Re: Help Ceph Cluster Down

Caspar Smit <casparsmit@xxxxxxxxxxx> · Fri, 4 Jan 2019 14:38:18 +0100

Are the numbers still decreasing?
This one for instance:

"3883 PGs pending on creation" 

Caspar

Op vr 4 jan. 2019 om 14:23 schreef Arun POONIA <arun.poonia@xxxxxxxxxxxxxxxxx>:
Hi Caspar, 
Yes, cluster was working fine with number of PGs per OSD warning up until now. I am not sure how to recover from stale down/inactive PGs.
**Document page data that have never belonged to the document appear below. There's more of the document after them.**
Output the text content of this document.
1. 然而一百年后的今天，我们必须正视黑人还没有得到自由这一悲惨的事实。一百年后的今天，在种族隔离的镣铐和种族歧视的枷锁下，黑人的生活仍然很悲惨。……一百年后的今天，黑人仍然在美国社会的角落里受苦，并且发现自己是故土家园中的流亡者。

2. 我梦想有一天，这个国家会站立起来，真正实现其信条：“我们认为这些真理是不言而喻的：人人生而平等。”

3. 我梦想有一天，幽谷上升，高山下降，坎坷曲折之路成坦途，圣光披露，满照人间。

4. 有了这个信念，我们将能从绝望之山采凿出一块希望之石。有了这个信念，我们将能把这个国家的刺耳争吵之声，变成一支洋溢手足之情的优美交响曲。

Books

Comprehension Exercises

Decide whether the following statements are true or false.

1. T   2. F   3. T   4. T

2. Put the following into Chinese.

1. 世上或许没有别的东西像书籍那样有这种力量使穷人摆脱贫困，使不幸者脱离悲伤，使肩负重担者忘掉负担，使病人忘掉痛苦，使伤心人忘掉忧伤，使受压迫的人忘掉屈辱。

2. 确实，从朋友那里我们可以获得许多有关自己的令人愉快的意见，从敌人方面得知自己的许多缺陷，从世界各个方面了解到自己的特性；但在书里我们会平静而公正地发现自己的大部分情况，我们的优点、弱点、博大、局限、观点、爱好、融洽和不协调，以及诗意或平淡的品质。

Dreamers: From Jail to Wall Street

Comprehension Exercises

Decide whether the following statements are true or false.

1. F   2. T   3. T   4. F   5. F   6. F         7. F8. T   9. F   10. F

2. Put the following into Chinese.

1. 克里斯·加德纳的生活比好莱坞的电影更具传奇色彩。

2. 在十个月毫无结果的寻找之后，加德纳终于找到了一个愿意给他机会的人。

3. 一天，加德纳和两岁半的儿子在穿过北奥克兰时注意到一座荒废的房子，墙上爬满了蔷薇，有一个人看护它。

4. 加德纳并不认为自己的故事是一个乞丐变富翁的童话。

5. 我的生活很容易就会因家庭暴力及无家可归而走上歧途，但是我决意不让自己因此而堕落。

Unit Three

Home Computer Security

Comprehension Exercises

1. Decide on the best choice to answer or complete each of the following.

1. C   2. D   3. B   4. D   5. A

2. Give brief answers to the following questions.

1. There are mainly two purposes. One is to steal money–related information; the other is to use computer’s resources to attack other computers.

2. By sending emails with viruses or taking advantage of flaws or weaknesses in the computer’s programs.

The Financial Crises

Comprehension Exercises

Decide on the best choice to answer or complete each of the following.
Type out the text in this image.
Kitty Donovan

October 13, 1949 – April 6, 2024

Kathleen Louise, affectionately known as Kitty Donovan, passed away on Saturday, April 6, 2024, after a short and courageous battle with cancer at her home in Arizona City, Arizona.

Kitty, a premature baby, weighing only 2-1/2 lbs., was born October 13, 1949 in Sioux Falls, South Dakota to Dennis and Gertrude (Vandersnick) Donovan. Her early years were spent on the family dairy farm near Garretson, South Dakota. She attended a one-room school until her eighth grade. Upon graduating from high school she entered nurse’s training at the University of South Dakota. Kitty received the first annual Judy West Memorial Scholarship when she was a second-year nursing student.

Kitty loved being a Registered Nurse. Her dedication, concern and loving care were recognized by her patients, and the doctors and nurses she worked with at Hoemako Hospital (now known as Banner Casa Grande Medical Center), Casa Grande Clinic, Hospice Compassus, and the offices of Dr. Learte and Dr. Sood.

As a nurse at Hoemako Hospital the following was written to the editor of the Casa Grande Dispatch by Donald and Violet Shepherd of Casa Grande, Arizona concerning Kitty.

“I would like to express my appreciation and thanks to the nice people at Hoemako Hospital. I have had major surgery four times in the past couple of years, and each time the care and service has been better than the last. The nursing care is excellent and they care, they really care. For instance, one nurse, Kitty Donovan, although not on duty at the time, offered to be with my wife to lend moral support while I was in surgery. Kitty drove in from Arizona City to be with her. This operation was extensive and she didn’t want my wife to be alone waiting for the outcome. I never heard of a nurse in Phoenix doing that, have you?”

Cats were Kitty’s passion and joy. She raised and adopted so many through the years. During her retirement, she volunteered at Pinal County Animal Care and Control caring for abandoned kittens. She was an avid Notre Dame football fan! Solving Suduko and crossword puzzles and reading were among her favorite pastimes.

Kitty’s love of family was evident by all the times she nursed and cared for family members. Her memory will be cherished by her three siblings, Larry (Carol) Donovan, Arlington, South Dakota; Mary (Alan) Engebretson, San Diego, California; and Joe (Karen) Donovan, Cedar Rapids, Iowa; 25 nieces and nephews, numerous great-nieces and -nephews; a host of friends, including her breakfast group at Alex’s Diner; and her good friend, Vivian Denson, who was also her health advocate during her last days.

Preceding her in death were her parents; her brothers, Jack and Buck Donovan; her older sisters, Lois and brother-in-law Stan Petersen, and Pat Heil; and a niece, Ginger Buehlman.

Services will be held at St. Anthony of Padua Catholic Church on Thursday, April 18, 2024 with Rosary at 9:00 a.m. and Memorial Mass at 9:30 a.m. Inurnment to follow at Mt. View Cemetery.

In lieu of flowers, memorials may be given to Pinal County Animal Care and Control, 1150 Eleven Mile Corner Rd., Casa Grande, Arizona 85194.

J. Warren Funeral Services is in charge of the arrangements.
If you happen to know about this can you let me know?

Current State: 

[root@fre101 ~]# ceph -s
2019-01-04 05:22:05.942349 7f314f613700 -1 asok(0x7f31480017a0) AdminSocketConfigObs::init: failed: AdminSocket::bind_and_listen: failed to bind the UNIX domain socket to '/var/run/ceph-guests/ceph-client.admin.1053724.139849638091088.asok': (2) No such file or directory
  cluster:
    id:     adb9ad8e-f458-4124-bf58-7963a8d1391f
    health: HEALTH_ERR
            3 pools have many more objects per pg than average
            505714/12392650 objects misplaced (4.081%)
            3883 PGs pending on creation
            Reduced data availability: 6519 pgs inactive, 1870 pgs down, 1 pg peering, 886 pgs stale
            Degraded data redundancy: 42987/12392650 objects degraded (0.347%), 634 pgs degraded, 16 pgs undersized
            125827 slow requests are blocked > 32 sec
            2 stuck requests are blocked > 4096 sec
            too many PGs per OSD (2758 > max 200)

  services:
    mon: 3 daemons, quorum ceph-mon01,ceph-mon02,ceph-mon03
    mgr: ceph-mon03(active), standbys: ceph-mon01, ceph-mon02
    osd: 39 osds: 39 up, 39 in; 76 remapped pgs
    rgw: 1 daemon active

  data:
    pools:   18 pools, 54656 pgs
    objects: 6051k objects, 10944 GB
    usage:   21933 GB used, 50688 GB / 72622 GB avail
    pgs:     11.927% pgs not active
             42987/12392650 objects degraded (0.347%)
             505714/12392650 objects misplaced (4.081%)
             48080 active+clean
             3885  activating
             1111  down
             759   stale+down
             614   activating+degraded
             74    activating+remapped
             46    stale+active+clean
             35    stale+activating
             21    stale+activating+remapped
             9     stale+active+undersized
             9     stale+activating+degraded
             5     stale+activating+undersized+degraded+remapped
             3     activating+degraded+remapped
             1     stale+activating+degraded+remapped
             1     stale+active+undersized+degraded
             1     remapped+peering
             1     active+clean+remapped
             1     activating+undersized+degraded+remapped

  io:
    client:   0 B/s rd, 25397 B/s wr, 4 op/s rd, 4 op/s wr

I will update number of PGs per OSD once these inactive or stale PGs come online. I am not able to access VMs (VMs, Images) which are using Ceph. 

Thanks
Arun

On Fri, Jan 4, 2019 at 4:53 AM Caspar Smit <casparsmit@xxxxxxxxxxx> wrote:
Hi Arun,

How did you end up with a 'working' cluster with so many pgs per OSD?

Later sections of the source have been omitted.